Pola permintaan konsumen pun mulai bergeser. Segmen N3 yang merupakan model paling terjangkau kini menjadi tulang punggung penjualan baru. Model ini dilaporkan berhasil menyalip lini Cervo yang sebelumnya menjadi andalan.
"Pergerakannya N3 bergerak di atas Cervo, karena harganya dan lain-lain. Jadi memang itu sudah nyalip," kata Purba.
Ekosistem Berkembang: 78 Juta Kilometer dan 490 Konektor Charging
Pencapaian lain yang turut memperkuat posisi Alva adalah pertumbuhan ekosistemnya. Hingga akhir Juni 2026, total jarak tempuh seluruh motor listrik Alva telah mencapai 78 juta kilometer. Angka ini melonjak signifikan dari 22 juta kilometer yang tercatat pada Januari 2025.

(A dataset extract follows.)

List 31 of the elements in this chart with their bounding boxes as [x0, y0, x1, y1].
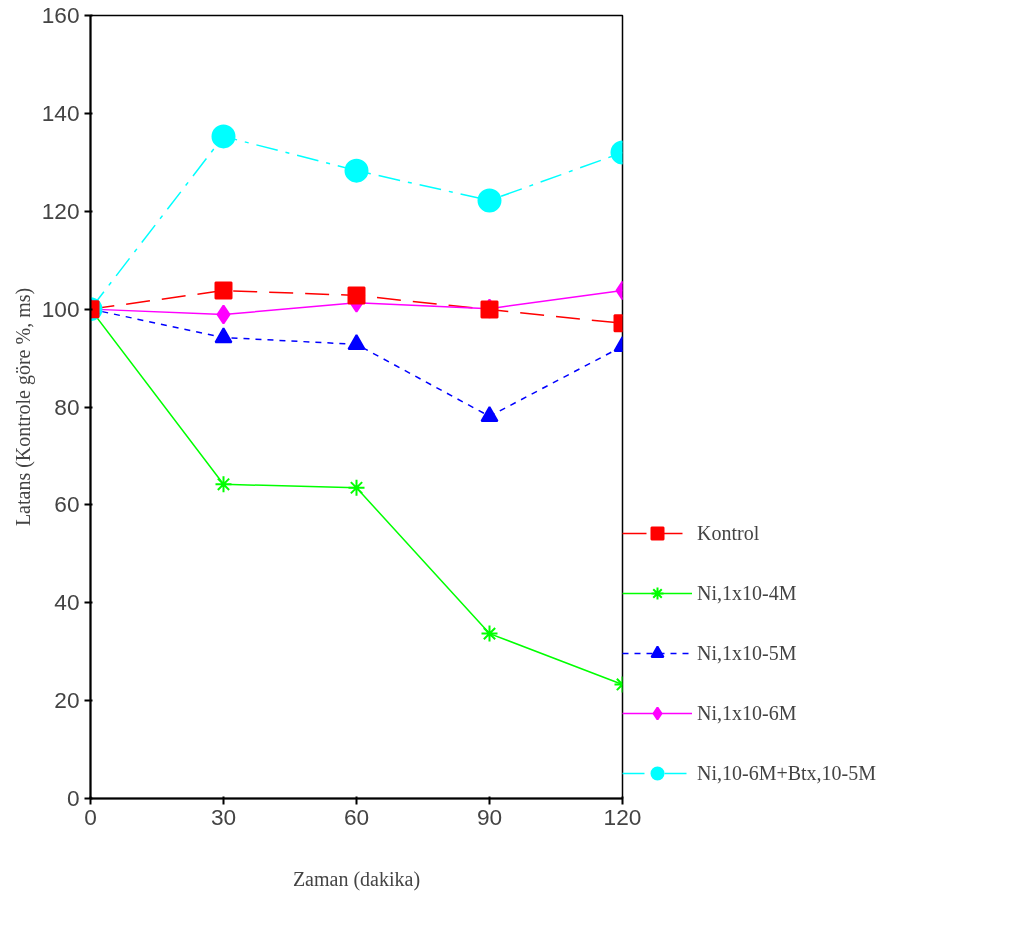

Jaringan pengisian daya Boost Charge juga berkembang pesat. Dari hanya 150 konektor pada akhir 2025, kini telah tersedia lebih dari 490 konektor yang tersebar di berbagai lokasi pada semester pertama 2026. Sepanjang periode tersebut, ekosistem Boost Charge telah menyalurkan lebih dari 444 ribu kWh energi listrik kepada pengguna.
Harga Minyak Bergejolak Jadi Pemicu Peralihan ke Motor Listrik
Alva menilai situasi ekonomi global justru menjadi katalis positif bagi industri motor listrik tanah air. Gejolak harga minyak dunia dan tren kenaikan harga komoditas disebut mendorong masyarakat untuk mempertimbangkan kendaraan berbasis baterai sebagai alternatif yang lebih efisien.
"Kita tahu mengenai harga minyak yang sekarang sedang bergejolak. Jadi dengan itu harga komoditas sepertinya juga lagi trending up," jelas Purba.
"Itu sudah punya impact buat beberapa harga komoditas minyak, termasuk juga oli, parts juga. Jadi sepertinya hal-hal tersebut mempunyai dampak (ke penjualan motor listrik)," tambahnya.
Dengan kombinasi pertumbuhan ekosistem, pergeseran permintaan ke model terjangkau, dan kondisi pasar yang mendukung, Alva optimistis dapat melampaui capaian tahun lalu dan mengukuhkan posisinya di pasar motor listrik nasional.